Is my hon. Friend aware that we are approaching the season of festivals, open-air concerts and similar gatherings and that drugs are often distributed at such events? Does he agree that chief constables in areas where such festivities take place must co-ordinate their activities to deal with the problem?

Mr. Mellor

I am sure that chief constables, whose duty it is to do what my hon. Friend asks, will take careful note of the commonsense point that he raises.

Mr. Alton

Given the success of the Department in sequestrating the funds of the National Union of Mineworkers, is it not time for the Government to apply the same rigours to sequestrating the funds of those who sell and ply heroin, who cause enormous misery, yet who are able to salt their money away in safe havens and who often avoid extradition from countries, such as Spain, where extradition agreements are non-existent? If the Minister agrees that it is time for a rigorous attitude to be taken, when does he intend to introduce legislation?

Mr. Mellor

The hon. Gentleman's supplementary question would have been more pertinent without the rather shallow simile that he applied at the beginning. I understand that always he finds these temptations hard to resist. He has put to me the idea of improving procedures for the confiscation of assets as if that were a new thought. My right hon. and learned Friend the Home Secretary has been saying for 12 months now that we are working actively on finding a new power. Twelve years ago the House thought that it had solved the problem.
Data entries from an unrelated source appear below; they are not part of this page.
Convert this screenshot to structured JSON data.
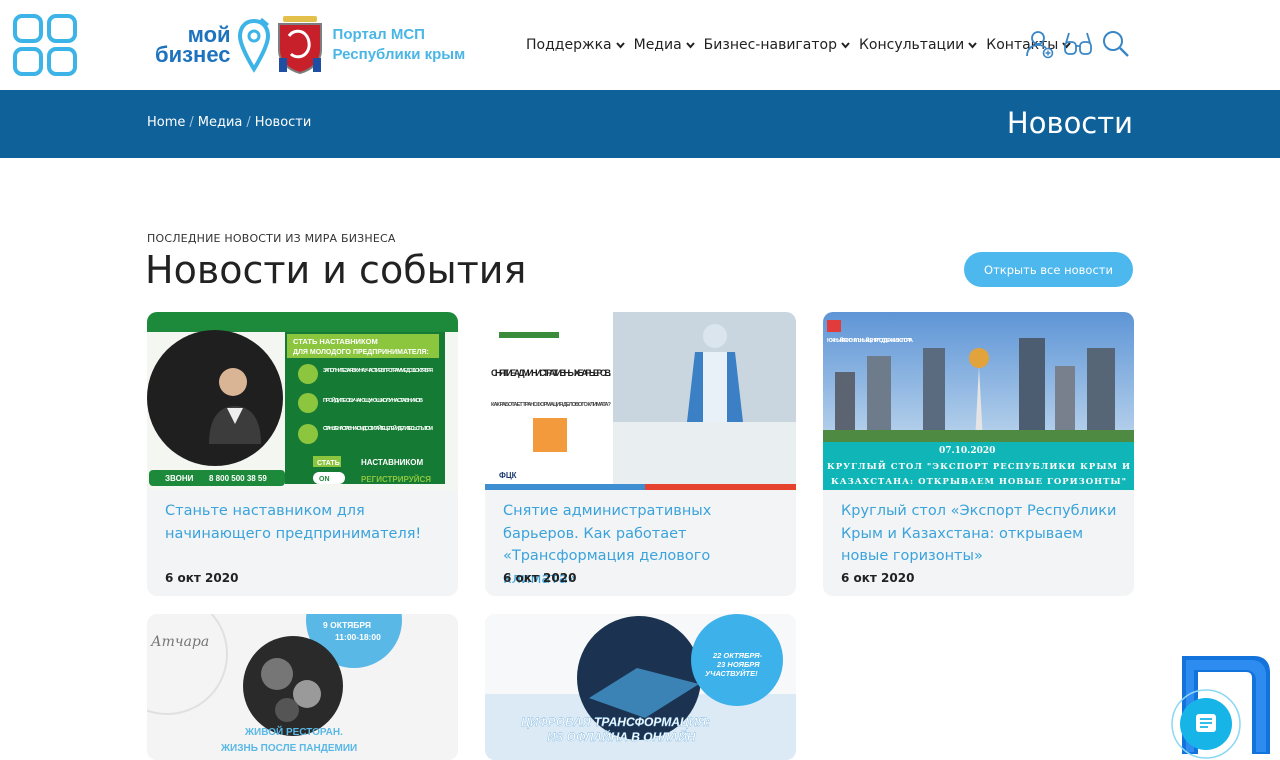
{
  "header": {
    "logo_line1": "мой",
    "logo_line2": "бизнес",
    "portal_line1": "Портал МСП",
    "portal_line2": "Республики крым",
    "nav": [
      {
        "label": "Поддержка"
      },
      {
        "label": "Медиа"
      },
      {
        "label": "Бизнес-навигатор"
      },
      {
        "label": "Консультации"
      },
      {
        "label": "Контакты"
      }
    ],
    "icons": [
      "user-icon",
      "glasses-icon",
      "search-icon"
    ]
  },
  "banner": {
    "breadcrumbs": [
      "Home",
      "Медиа",
      "Новости"
    ],
    "separator": "/",
    "title": "Новости"
  },
  "section": {
    "subtitle": "ПОСЛЕДНИЕ НОВОСТИ ИЗ МИРА БИЗНЕСА",
    "title": "Новости и события",
    "all_button": "Открыть все новости"
  },
  "cards": [
    {
      "title": "Станьте наставником для начинающего предпринимателя!",
      "date": "6 окт 2020",
      "img": {
        "banner_top": "СТАТЬ НАСТАВНИКОМ",
        "banner_sub": "ДЛЯ МОЛОДОГО ПРЕДПРИНИМАТЕЛЯ:",
        "step1": "ЗАПОЛНИТЕ ЗАЯВКУ НА УЧАСТИЕ В ПРОГРАММЕ ДО 11 ОКТЯБРЯ",
        "step2": "ПРОЙДИТЕ ОБУЧАЮЩУЮ ШКОЛУ НАСТАВНИКОВ",
        "step3": "СТАНЬТЕ НАСТАВНИКОМ, ДОСТИГАЙТЕ ЦЕЛЕЙ И ДЕЛИТЕСЬ ОПЫТОМ",
        "call_label": "ЗВОНИ",
        "phone": "8 800 500 38 59",
        "become": "СТАТЬ",
        "mentor": "НАСТАВНИКОМ",
        "register": "РЕГИСТРИРУЙСЯ",
        "on": "ON"
      }
    },
    {
      "title": "Снятие административных барьеров. Как работает «Трансформация делового климата»",
      "date": "6 окт 2020",
      "img": {
        "headline": "СНЯТИЕ АДМИНИСТРАТИВНЫХ БАРЬЕРОВ.",
        "sub": "КАК РАБОТАЕТ ТРАНСФОРМАЦИЯ ДЕЛОВОГО КЛИМАТА?",
        "logo": "ФЦК"
      }
    },
    {
      "title": "Круглый стол «Экспорт Республики Крым и Казахстана: открываем новые горизонты»",
      "date": "6 окт 2020",
      "img": {
        "corner": "ЮЖНЫЙ РЕГИОНАЛЬНЫЙ ЦЕНТР ПОДДЕРЖКИ ЭКСПОРТА",
        "date": "07.10.2020",
        "line1": "КРУГЛЫЙ СТОЛ \"ЭКСПОРТ РЕСПУБЛИКИ КРЫМ И",
        "line2": "КАЗАХСТАНА: ОТКРЫВАЕМ НОВЫЕ ГОРИЗОНТЫ\""
      }
    },
    {
      "img": {
        "date_line1": "9 ОКТЯБРЯ",
        "date_line2": "11:00-18:00",
        "title1": "ЖИВОЙ РЕСТОРАН.",
        "title2": "ЖИЗНЬ ПОСЛЕ ПАНДЕМИИ",
        "signature": "Атчара"
      }
    },
    {
      "img": {
        "date_line1": "22 ОКТЯБРЯ-",
        "date_line2": "23 НОЯБРЯ",
        "date_line3": "УЧАСТВУЙТЕ!",
        "title1": "ЦИФРОВАЯ ТРАНСФОРМАЦИЯ:",
        "title2": "ИЗ ОФЛАЙНА В ОНЛАЙН"
      }
    }
  ],
  "colors": {
    "banner": "#0f619a",
    "accent": "#4cb8ee",
    "link": "#3aa3db"
  }
}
It is clear now that it had not. We are now considering the Hodgson report. The hon. Gentleman will know — [HON. MEMBERS: "Too long".]—as should one or two of those who seem to be involved in organised barracking on an important topic—

Mr. Kilroy-Silk


Mr. Mellor

—that it is much easier to define a problem than to resolve it. We are working hard on the problem.

Mr. Ashby

Will my hon. Friend do something about the internal battles which are carried on between the police and Customs and Excise in the investigation and prosecution of drug offences?

Mr. Mellor

My hon. Friend has raised an important point. As far as I am aware, there is good liaison between Customs and Excise and the police. I believe that some accounts to the contrary are overdone. He may be interested to know that about six months ago the Commissioner of Police of the Metropolis set up a high-level committee to further that liaison between the police and Customs and Excise. I believe that that committee is working to good effect.

Mr. Kilroy-Silk

Is it not right that the Government must take a major share of the blame for the substantial increase in drug addiction that has occurred every year since they came to office? The Government have reduced the number of Customs officers, allowing more cocaine and heroin to enter the country. They have failed properly to co-ordinate the activities of Customs and police officers. Most importantly, they have created the social conditions, in terms of unemployment, which have allowed drug abuse to flourish. How does the hon. Gentleman feel as the Minister who has presided over the largest ever increase in drug addiction, deaths and destruction of young people's lives?

Mr. Mellor

Perhaps it was an improvement when the hon. Gentleman was saying "Nonsense" from a sedentary position instead of rising and engaging in an all-purpose rant that will not enhance his reputation in this place. However, if that helps him with the Knowsley, North reselection procedure, we shall not mind too much.